Creative arts in a college town
FREEDOM OF expression

eanna Wood began dreaming about tornadoes as a child. Growing up in Kansas, she remembers hearing sirens wail in the middle of the night and rushing to the basement to wait out the storm with her parents. She never saw a tornado, but at age 5, she did see “The Wizard of Oz” and soon after had the first of her recurring dreams about a tornado outside her window. All these years later, tornadoes are still her obsession. She watches “Storm Chasers” and “Storm Stories” on TV. She even took storm spotter training from the National Weather Service. And now as an artist in Denton, she shares her visions vividly in painted collages.
Her traveling show “Seeking Shelter” is a collection of these vibrant collages depicting tornadoes and their aftermath – wrecked homes and snapped telephone poles. The work, she says, illustrates the fragility of life. It is done in encaustic, an ancient Greek technique that involves melting beeswax and resin. To give it color, it is often mixed with oil-based paint. The result adds texture to the canvas as well as varying degrees of transparency and opacity. “There’s stuff under the wax, in the wax, and on top of the wax,” says Deanna. “I like being able not to tell where things are.”
Denton may be better known for its music scene, but art exhibits like Deanna’s, which encourage the experimental, are stirring up new interest in the city as a creative oasis in Texas. “I don’t think we have the recognition that we deserve yet statewide,” says Jo Williams, executive director of the Visual Arts Society of Texas.

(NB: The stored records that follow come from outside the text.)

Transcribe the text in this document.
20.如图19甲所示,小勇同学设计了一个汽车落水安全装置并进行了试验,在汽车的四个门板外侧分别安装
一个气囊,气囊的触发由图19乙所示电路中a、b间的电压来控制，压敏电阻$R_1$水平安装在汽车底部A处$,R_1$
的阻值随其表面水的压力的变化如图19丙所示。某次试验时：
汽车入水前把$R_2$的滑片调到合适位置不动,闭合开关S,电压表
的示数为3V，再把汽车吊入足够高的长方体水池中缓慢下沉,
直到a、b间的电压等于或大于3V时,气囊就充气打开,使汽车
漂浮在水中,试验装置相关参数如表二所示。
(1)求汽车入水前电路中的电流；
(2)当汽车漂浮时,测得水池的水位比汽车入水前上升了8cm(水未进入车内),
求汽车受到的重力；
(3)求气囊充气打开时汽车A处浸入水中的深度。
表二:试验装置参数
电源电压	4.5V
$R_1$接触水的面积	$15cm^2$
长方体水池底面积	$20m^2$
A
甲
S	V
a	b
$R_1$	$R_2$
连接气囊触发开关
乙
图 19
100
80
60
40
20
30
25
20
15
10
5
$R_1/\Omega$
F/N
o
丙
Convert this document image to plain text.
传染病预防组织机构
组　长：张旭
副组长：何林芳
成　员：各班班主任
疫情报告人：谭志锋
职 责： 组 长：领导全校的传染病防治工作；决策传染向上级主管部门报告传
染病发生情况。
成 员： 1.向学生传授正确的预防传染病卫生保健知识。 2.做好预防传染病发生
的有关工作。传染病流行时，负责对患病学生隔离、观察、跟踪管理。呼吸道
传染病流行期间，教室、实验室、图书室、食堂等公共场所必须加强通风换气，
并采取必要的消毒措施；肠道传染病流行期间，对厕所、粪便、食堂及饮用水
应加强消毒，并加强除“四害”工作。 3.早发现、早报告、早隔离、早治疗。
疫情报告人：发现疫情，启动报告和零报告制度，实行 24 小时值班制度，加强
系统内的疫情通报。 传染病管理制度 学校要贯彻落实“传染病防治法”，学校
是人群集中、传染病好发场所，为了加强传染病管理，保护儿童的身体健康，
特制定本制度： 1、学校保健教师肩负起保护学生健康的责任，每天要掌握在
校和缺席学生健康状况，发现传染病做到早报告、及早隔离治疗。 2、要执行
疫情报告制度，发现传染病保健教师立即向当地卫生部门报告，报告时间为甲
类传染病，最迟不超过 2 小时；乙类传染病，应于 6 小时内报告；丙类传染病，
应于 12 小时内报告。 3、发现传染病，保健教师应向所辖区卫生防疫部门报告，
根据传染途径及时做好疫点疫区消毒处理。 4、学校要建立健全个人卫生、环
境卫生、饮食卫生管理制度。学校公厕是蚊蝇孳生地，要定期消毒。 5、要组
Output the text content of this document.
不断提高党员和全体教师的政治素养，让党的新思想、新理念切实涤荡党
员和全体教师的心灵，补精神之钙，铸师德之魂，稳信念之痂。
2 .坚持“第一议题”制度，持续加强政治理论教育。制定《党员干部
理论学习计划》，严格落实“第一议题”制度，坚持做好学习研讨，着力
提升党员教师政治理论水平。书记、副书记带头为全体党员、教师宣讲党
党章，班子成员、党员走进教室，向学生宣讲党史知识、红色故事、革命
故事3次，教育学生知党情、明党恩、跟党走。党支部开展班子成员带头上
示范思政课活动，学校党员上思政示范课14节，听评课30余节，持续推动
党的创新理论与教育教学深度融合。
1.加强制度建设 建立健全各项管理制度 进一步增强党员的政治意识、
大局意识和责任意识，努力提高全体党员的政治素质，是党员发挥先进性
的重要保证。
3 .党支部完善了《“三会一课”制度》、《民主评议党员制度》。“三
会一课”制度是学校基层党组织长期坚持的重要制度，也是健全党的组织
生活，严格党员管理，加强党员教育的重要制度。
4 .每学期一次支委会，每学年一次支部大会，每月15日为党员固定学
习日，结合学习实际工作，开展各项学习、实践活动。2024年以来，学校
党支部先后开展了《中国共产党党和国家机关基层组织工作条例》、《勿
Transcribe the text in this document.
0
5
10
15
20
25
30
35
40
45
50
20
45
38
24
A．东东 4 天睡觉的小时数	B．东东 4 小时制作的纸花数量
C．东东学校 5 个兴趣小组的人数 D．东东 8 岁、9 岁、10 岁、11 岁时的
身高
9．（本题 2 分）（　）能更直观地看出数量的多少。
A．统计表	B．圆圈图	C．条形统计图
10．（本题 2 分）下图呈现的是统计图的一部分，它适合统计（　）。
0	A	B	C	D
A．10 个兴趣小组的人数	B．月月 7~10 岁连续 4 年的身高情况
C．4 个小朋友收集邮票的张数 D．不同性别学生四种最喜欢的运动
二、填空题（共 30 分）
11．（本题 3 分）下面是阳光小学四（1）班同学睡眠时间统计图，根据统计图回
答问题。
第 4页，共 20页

Her group and the Greater Denton Arts Council (GDAC) supplement already-thriving art programs at the University of North Texas and Texas Woman’s University. But newer events like the Ultra Extra Arts Mix and the TWU ArtsWalk are pulling in the 20- and 30-something crowds by breaking away from traditional ways of creating and experiencing art. At the same time, the city of Denton is commissioning a growing collection of public art, not just the usual bronze sculptures (there are two new ones by local artists at City Hall East and the Downtown Square), but also a brick mural commemorating the historic African American community of Quakertown in the lobby of the Civic Center.
The granddaddy of arts events in Denton, however, remains the Materials: Hard & Soft Exhibition, now in its 22nd year. The show’s contemporary craftsmanship includes works done in clay, fiber, glass, metal, paper and wood. Past winners include a vase resembling frozen waves of water, handcrafted jewelry and a carved chess set.
The Ultra Extra Arts Mix, meanwhile, is its edgy cousin, offering a one-night buffet of music, dance, poetry readings, film screenings, and art made on the spot. Food is also available, if not in its usual form: portraits in chocolate candy, cookies baked with Braille words.
The local arts scene, as a result, is evolving beyond its contingent of amateurs and dabblers (“watercolor ladies painting bluebonnets,” as one artist put it) to include more contemporary-minded professionals and faculty at UNT and TWU. The new TWU ArtsWalk, for instance, offers a combo of drama, dance and music by students and faculty presenting traditional media in an untraditional way. Thanks to new events like that — and new blood — GDAC executive director Margaret Chalfant expects the art scene to flourish in Denton. “Creativity breeds creativity,” she says. “We welcome different art forms and encourage people to excel in what they’re doing.”
Some still see the arts in Denton as a work in progress. But that has its own kind of appeal, says TWU ceramics professor Colby Parsons. (His own work often incorporates industrial and domestic elements, such as garden hoses spouting in tangles from a clay vase.) “There’s something fun about the intimacy of being involved in something when it’s small and then when it’s starting off into something larger,” he says.
The Denton scene is wildly diverse, for sure. The GDAC is made up of more than three dozen groups, ranging from Celtic dancers to the Bach Society to the Handweavers Guild. Chalfant, however, resists comparisons to another city along the I-35 corridor known worldwide for its music and arts scene.
“We’re different than Austin,” she insists. “A little more cutting edge.”